Posted in Health | 2 Comments

Nerve Blocks

It’s been four and a half months since my chest was cut open and the doc re-arranged my insides.  I wish I could say it’s been a breeze, however the past few months have been quite grueling.  A couple of weeks ago I finished cardiac rehab.  Yeah…I’ve graduated!

Cardiac CertificateI have now been cleared/pulled from restriction.  As a reminder, cardiac rehab consisted of working out for an hour or more at a normal looking gym.  The only difference, everyone’s a heart patient and we’re all on heart monitors.  I’m happy to report I had no cardiac issues throughout the 36 sessions.

I am now very active and doing/going out fairly often.  However, I’m plagued by constant residual chest nerve pain.  It hurts to touch my chest, sometimes even a shirt.  I told the doc when I can hug someone or wear my seatbelt without a grimace I’ll know I’m fine.  Activity amazingly is a distraction most of the time.  Although some upper body strength test feel like the meat is being ripped off my bones. (makes me never want to eat spare ribs again) I’ve been on numerous pain drugs trying to mitigate the near constant agony, Oxycodone, Oxytocin, Gabapentin, Cymbalta, & Lyrica. (not all at the same time)  So far, Oxy is the only thing which seems to work, and my tolerance has increased to such a state that taking it without an alcoholic drink to give it a kick, doesn’t phase it a bit.  Everyone seems paranoid I’ll end up an addict.  I’m surprised the doc even gives it to me anymore, but thank God he does.  I’ve pondered alternative solutions.  Medical Marijuana by chance?  Heck on a bad day a bullet sounds fond.

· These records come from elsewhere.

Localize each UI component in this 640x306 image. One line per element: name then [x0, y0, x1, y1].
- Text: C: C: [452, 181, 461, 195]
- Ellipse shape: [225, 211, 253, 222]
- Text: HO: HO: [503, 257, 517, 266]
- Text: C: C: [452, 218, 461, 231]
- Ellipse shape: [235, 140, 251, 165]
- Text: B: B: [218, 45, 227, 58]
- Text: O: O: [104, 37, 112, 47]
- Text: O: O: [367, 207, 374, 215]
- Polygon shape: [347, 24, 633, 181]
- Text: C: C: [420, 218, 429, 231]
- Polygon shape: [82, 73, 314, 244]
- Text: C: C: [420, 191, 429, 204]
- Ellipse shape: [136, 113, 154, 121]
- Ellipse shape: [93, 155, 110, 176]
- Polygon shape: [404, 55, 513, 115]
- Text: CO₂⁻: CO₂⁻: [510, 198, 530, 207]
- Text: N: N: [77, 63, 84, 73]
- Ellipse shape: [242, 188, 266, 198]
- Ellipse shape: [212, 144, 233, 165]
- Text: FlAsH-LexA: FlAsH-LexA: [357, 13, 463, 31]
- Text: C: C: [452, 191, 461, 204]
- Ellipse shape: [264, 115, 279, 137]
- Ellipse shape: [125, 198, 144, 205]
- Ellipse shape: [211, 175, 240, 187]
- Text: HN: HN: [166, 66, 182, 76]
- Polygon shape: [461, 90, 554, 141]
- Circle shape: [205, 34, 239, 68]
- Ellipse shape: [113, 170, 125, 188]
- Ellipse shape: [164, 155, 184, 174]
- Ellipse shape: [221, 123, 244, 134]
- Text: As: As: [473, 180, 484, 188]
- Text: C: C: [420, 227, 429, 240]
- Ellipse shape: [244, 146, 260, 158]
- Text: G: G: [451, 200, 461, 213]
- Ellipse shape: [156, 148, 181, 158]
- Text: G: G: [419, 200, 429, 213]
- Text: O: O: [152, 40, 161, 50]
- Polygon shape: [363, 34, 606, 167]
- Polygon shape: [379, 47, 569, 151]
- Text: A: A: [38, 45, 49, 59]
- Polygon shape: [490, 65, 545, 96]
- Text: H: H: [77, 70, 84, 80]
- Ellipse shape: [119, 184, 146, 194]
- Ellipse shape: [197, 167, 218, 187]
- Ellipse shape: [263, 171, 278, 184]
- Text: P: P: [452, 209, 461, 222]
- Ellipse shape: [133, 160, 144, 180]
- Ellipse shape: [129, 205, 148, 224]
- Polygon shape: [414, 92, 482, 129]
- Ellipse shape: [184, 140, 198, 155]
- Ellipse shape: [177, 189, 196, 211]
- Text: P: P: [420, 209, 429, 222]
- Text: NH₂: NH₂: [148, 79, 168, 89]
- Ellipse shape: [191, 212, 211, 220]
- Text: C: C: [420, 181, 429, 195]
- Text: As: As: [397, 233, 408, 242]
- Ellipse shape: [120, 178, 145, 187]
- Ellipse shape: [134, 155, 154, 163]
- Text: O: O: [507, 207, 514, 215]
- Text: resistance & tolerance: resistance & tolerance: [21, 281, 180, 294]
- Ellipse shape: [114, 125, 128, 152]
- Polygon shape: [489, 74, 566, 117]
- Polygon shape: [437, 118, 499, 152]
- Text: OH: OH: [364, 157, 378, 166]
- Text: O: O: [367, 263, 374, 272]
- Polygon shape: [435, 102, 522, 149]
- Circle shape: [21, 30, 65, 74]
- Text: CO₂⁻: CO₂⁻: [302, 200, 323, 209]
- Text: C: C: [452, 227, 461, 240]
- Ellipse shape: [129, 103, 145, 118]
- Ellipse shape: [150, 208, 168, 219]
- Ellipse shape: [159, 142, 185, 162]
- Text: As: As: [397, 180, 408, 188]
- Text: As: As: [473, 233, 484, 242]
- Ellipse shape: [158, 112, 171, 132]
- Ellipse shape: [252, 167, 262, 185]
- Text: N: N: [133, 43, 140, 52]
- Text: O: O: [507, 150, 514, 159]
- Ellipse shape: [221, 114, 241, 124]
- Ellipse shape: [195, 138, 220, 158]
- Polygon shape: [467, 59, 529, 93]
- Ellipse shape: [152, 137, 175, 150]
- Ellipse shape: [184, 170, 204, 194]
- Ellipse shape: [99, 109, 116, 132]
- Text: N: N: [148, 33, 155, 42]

If you’ve never  been in months long constant pain, I don’t know how to describe the mental toll it takes on oneself.  Depression has stalked me like an evil soul.  Some day’s are good and other not so.  Again, going out and staying active connected with the many friends I’m blessed to have has kept me sane.

The docs have informed me while some folks are fine within a few months of such a procedure, others, like me, for unknown reasons end up with nerve damage that causes pain for up to 1-3 years.  Every day I wish I could punch my surgeon in the face for telling me I’d be on nothing but Tylenol within 30 days.

So, I’ve considered using the Scenar I’ve blogged about before, but have shied away simply because it hurts to touch my chest yet alone put an electrical charge on it as well.  I started seeing a pain management specialist a few weeks ago and last week they performed a nerve block test.   In outpatient surgery under general anesthesia they injected a pain drug directly on a dozen nerve endings coming out of my spinal cord which wrap around into my ribcage.  The test was only partially successful.  The most intense pain area which is below my nipple line disappeared.  However from the nipple up there wasn’t a change.  I’m scheduled for next Tuesday the 25th to undergo a more extensive procedure.  This time they’ll be burning the nerves as they leave my spinal column.  The hope is, that it’ll sever the pathway to the brain and therefore not feel anymore pain for up to a year at which time hopefully the damaged nerves in my chest will have re-healed as well.  Cross your fingers or say a prayer, I’m sooooo anxious to spend a day in bliss.